Han pasado muchos años, y el modelo de bodas tradicionales ha cambiado muy poco. Cuando nos invitan a una boda, no sabemos si alegrarnos ó todo lo contrario, pues todavía quedan vestigios en nuestra memoria de las últimas a las que hemos  asistidos y en casi todas los recuerdos soporíficos superan increíblemente a los más divertidos.
No nos tenemos que olvidar que un evento de estas características debía de recordarse como una gran fiesta, como uno de los días más felices de uno de mis mejores amigos ó de un familiar muy cercano, pero el protocolo que muchas veces implantamos en este tipo de actos, nos obliga a guardar un tipo de formas que hace prácticamente imposible conseguir que nos lo pasemos relajadamente bien.

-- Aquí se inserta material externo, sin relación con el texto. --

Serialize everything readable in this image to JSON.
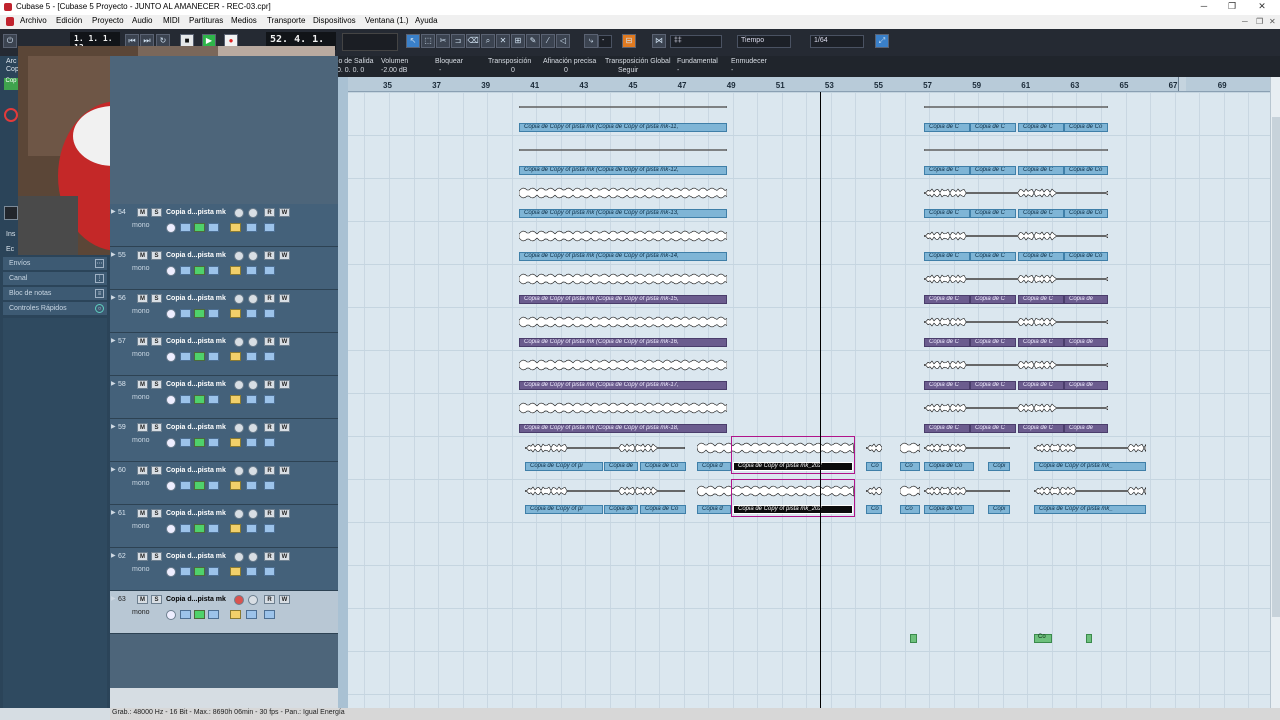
{
  "window": {
    "title": "Cubase 5 - [Cubase 5 Proyecto - JUNTO AL AMANECER - REC-03.cpr]",
    "controls": [
      "─",
      "❐",
      "✕"
    ]
  },
  "menubar": {
    "items": [
      "Archivo",
      "Edición",
      "Proyecto",
      "Audio",
      "MIDI",
      "Partituras",
      "Medios",
      "Transporte",
      "Dispositivos",
      "Ventana (1.)",
      "Ayuda"
    ]
  },
  "toolbar": {
    "position_left": "1. 1. 1. 13",
    "position_right": "52. 4. 1. 83",
    "snap_value": "Tiempo",
    "quantize": "1/64",
    "grid_glyph": "‡‡",
    "snap_dash": "-"
  },
  "infoline": {
    "labels": [
      "ido de Salida",
      "Volumen",
      "Bloquear",
      "Transposición",
      "Afinación precisa",
      "Transposición Global",
      "Fundamental",
      "Enmudecer"
    ],
    "values": [
      "0. 0. 0.   0",
      "-2.00 dB",
      "-",
      "0",
      "0",
      "Seguir",
      "-",
      "-"
    ]
  },
  "inspector": {
    "partial_labels": [
      "Arc",
      "Cop",
      "Ins",
      "Ec"
    ],
    "rows": [
      "Envíos",
      "Canal",
      "Bloc de notas",
      "Controles Rápidos"
    ]
  },
  "ruler": {
    "bars": [
      "35",
      "37",
      "39",
      "41",
      "43",
      "45",
      "47",
      "49",
      "51",
      "53",
      "55",
      "57",
      "59",
      "61",
      "63",
      "65",
      "67",
      "69"
    ]
  },
  "tracks": [
    {
      "number": "54",
      "name": "Copia d...pista mk",
      "mode": "mono",
      "mute": "M",
      "solo": "S",
      "read": "R",
      "write": "W",
      "stripe": "#2b2d3a"
    },
    {
      "number": "55",
      "name": "Copia d...pista mk",
      "mode": "mono",
      "mute": "M",
      "solo": "S",
      "read": "R",
      "write": "W",
      "stripe": "#2b2d3a"
    },
    {
      "number": "56",
      "name": "Copia d...pista mk",
      "mode": "mono",
      "mute": "M",
      "solo": "S",
      "read": "R",
      "write": "W",
      "stripe": "#2b2d3a"
    },
    {
      "number": "57",
      "name": "Copia d...pista mk",
      "mode": "mono",
      "mute": "M",
      "solo": "S",
      "read": "R",
      "write": "W",
      "stripe": "#2b2d3a"
    },
    {
      "number": "58",
      "name": "Copia d...pista mk",
      "mode": "mono",
      "mute": "M",
      "solo": "S",
      "read": "R",
      "write": "W",
      "stripe": "#62b9e6"
    },
    {
      "number": "59",
      "name": "Copia d...pista mk",
      "mode": "mono",
      "mute": "M",
      "solo": "S",
      "read": "R",
      "write": "W",
      "stripe": "#62b9e6"
    },
    {
      "number": "60",
      "name": "Copia d...pista mk",
      "mode": "mono",
      "mute": "M",
      "solo": "S",
      "read": "R",
      "write": "W",
      "stripe": "#e6d45a"
    },
    {
      "number": "61",
      "name": "Copia d...pista mk",
      "mode": "mono",
      "mute": "M",
      "solo": "S",
      "read": "R",
      "write": "W",
      "stripe": "#e6d45a"
    },
    {
      "number": "62",
      "name": "Copia d...pista mk",
      "mode": "mono",
      "mute": "M",
      "solo": "S",
      "read": "R",
      "write": "W",
      "stripe": "#5cbf7c"
    },
    {
      "number": "63",
      "name": "Copia d...pista mk",
      "mode": "mono",
      "mute": "M",
      "solo": "S",
      "read": "R",
      "write": "W",
      "stripe": "#5cbf7c"
    }
  ],
  "clips": {
    "upper_left": [
      "Copia de Copy of pista mk (Copia de Copy of pista mk-11,",
      "Copia de Copy of pista mk (Copia de Copy of pista mk-12,",
      "Copia de Copy of pista mk (Copia de Copy of pista mk-13,",
      "Copia de Copy of pista mk (Copia de Copy of pista mk-14,",
      "Copia de Copy of pista mk (Copia de Copy of pista mk-15,",
      "Copia de Copy of pista mk (Copia de Copy of pista mk-16,",
      "Copia de Copy of pista mk (Copia de Copy of pista mk-17,",
      "Copia de Copy of pista mk (Copia de Copy of pista mk-18,"
    ],
    "upper_right_blue": [
      "Copia de C",
      "Copia de C",
      "Copia de C",
      "Copia de Co"
    ],
    "upper_right_purple": [
      "Copia de C",
      "Copia de C",
      "Copia de C",
      "Copia de"
    ],
    "lane58": [
      "Copia de Copy of pi",
      "Copia de",
      "Copia de Co",
      "Copia d",
      "Copia de Copy of pista mk_202",
      "Co",
      "Co",
      "Copia de Co",
      "Copi",
      "Copia de Copy of pista mk_"
    ],
    "lane59": [
      "Copia de Copy of pi",
      "Copia de",
      "Copia de Co",
      "Copia d",
      "Copia de Copy of pista mk_202",
      "Co",
      "Co",
      "Copia de Co",
      "Copi",
      "Copia de Copy of pista mk_"
    ],
    "lane62": [
      "Co"
    ]
  },
  "status": {
    "text": "Grab.: 48000 Hz - 16 Bit - Max.: 8690h 06min - 30 fps - Pan.: Igual Energía"
  },
  "icons": {
    "app": "cubase-logo-icon",
    "play": "play-icon",
    "record": "record-icon",
    "stop": "stop-icon",
    "cycle": "cycle-icon",
    "pointer": "pointer-icon",
    "scissors": "scissors-icon"
  },
  "colors": {
    "toolbar_bg": "#252a33",
    "arrange_bg": "#dbe7ef",
    "clip_blue": "#7fb5d6",
    "clip_purple": "#6b5c8e",
    "selected_clip": "#0c0c0c",
    "track_header": "#44617a"
  }
}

Cuando decidimos casarnos, nuestro objetivo primordial es que ese día tan particular se alargue eternamente, cuanto más mejor, nuestro inconsciente nos intenta convencer que para quedar bien, todo debe ser cuanto más abundante mejor, que el aperitivo de dos horas mejor que una, que si ponemos cuatro platos mejor que tres, que si la barra libre es de  seis horas mejor que cinco,  si damos más, mejor que menos;  cuando la experiencia nos demuestra a toro pasado todo lo contrario, que lo más elegante es coordinar bien los tiempos, cada cosa en su momento, y en cada momento los más adecuado.

El concepto de Bodas visto desde la óptica del invitado difiere bastante de la del anfitrión; cuando nos ponemos a organizar la nuestra, en ningún caso pensamos en los demás y por tanto perdemos el sentido de la objetividad y del cómo deben de ser las cosas.

No todas tienen los mismos parámetros, su horario, el número de comensales, el tiempo y la climatología, el perfil de sus invitados, sus expectativas, el lugar de celebración y sus condicionamientos, la facilidad del restaurador que  encuentra en esas instalaciones ó la duración del banquete; al fin y al cabo,  se trata, por decirlo de alguna manera, de confeccionar un traje a la medida en cada caso, y de esa forma acertaremos de pleno y conseguiremos el objetivo propuesto, pasarlo bien y no sufrir en el intento.

Debemos hacer un examen previo de cómo queremos que recuerden nuestra  boda, y así poder aplicar los elementos necesarios para que ésta se haga realidad.